6.4 Supabase (Authentication & Storage)
User accounts and preferences are managed through Supabase, which provides secure, GDPR-compliant data storage.
7. Your Rights (GDPR)
Under the General Data Protection Regulation (GDPR), you have the following rights:
- Right of Access: Request a copy of your personal data
- Right to Rectification: Correct inaccurate personal data
- Right to Erasure: Request deletion of your personal data
- Right to Portability: Receive your data in a portable format
- Right to Restrict Processing: Limit how we use your data
- Right to Object: Object to processing of your data
- Right to Withdraw Consent: Withdraw consent at any time
To exercise these rights, contact us at hello@heartlab.it.
8. Data Retention
We retain your data according to the following policies:
- Account Data: Until you delete your account
- Health Data: Stored locally until you delete the app or clear data
- Usage Analytics: Anonymized and retained for up to 24 months
You can delete your account and all associated data at any time through the app settings.
9. Children's Privacy
HeartLab is not intended for use by children under 17 years of age. We do not knowingly collect personal information from children. If you believe a child has provided us with personal data, please contact us immediately.

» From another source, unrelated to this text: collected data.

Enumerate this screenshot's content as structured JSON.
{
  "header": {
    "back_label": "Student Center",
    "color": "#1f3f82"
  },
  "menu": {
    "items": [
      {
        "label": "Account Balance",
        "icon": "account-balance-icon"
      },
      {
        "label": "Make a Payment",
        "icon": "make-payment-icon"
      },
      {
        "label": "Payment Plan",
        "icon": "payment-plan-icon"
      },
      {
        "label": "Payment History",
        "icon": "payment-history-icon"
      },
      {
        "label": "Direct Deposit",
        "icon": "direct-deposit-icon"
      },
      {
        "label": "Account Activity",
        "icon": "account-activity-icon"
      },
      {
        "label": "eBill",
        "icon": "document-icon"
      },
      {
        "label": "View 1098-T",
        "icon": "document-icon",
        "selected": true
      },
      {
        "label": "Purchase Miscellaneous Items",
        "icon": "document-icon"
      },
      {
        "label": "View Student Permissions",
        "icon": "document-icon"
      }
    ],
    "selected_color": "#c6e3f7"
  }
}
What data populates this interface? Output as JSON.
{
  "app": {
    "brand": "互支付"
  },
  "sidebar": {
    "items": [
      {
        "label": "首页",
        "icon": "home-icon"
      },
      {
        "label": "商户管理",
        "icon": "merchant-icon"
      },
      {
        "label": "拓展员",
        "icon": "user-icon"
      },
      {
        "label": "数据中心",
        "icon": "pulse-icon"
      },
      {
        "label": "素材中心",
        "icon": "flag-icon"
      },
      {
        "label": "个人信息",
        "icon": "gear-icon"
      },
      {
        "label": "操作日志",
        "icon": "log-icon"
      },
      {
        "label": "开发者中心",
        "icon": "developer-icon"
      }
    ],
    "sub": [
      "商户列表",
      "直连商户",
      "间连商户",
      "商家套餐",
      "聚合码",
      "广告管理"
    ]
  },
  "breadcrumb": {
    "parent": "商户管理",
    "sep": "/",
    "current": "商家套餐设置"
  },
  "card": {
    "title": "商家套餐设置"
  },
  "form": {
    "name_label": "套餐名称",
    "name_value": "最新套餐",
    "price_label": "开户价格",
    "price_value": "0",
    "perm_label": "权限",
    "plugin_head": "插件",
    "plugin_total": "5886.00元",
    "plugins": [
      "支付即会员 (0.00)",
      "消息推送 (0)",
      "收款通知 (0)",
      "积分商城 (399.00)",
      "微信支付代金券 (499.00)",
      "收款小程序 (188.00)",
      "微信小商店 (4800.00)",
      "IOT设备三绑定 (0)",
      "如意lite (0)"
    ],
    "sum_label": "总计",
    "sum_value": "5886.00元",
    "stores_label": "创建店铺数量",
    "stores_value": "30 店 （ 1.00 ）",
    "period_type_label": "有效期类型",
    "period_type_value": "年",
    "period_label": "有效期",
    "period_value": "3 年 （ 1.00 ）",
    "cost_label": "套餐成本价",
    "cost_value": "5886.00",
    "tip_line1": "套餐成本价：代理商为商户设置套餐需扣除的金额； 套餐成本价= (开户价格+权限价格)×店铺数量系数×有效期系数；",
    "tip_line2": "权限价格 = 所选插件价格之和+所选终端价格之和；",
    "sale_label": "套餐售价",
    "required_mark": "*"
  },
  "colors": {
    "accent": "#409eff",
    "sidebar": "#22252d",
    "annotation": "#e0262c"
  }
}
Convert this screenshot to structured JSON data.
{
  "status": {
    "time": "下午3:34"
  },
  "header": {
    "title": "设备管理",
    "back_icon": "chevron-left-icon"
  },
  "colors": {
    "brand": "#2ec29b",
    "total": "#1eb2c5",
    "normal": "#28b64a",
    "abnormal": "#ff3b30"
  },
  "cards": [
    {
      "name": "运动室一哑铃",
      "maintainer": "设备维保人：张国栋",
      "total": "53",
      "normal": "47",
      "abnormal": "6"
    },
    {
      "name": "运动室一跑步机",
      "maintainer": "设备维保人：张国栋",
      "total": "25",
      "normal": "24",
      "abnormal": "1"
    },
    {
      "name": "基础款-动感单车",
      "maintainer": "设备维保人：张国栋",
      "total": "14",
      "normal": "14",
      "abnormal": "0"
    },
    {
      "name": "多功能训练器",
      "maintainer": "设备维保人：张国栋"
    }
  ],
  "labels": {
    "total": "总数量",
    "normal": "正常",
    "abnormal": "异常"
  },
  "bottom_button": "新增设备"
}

10. International Data Transfers
Your data may be transferred to and processed in countries outside your country of residence. We ensure appropriate safeguards are in place, including:
- Standard Contractual Clauses approved by the European Commission
- Services certified under recognized data protection frameworks
11. Changes to This Policy
We may update this Privacy Policy from time to time. We will notify you of any significant changes by:
- Posting the new policy in the App
- Updating the "Last updated" date
- Sending an email notification for material changes
12. Data Protection Authority
If you have concerns about our data processing, you have the right to lodge a complaint with a supervisory authority. For EU residents:
Italian Data Protection Authority (Garante)
Piazza Venezia 11
00187 Rome, Italy
www.garanteprivacy.it
13. Contact Us
If you have questions about this Privacy Policy or our data practices, please contact us:
- Email: hello@heartlab.it
- Support: hello@heartlab.it
- Website: heartlab.it
Remember: HeartLab is NOT a medical device and does not provide medical diagnoses. Always consult a qualified healthcare professional for medical advice.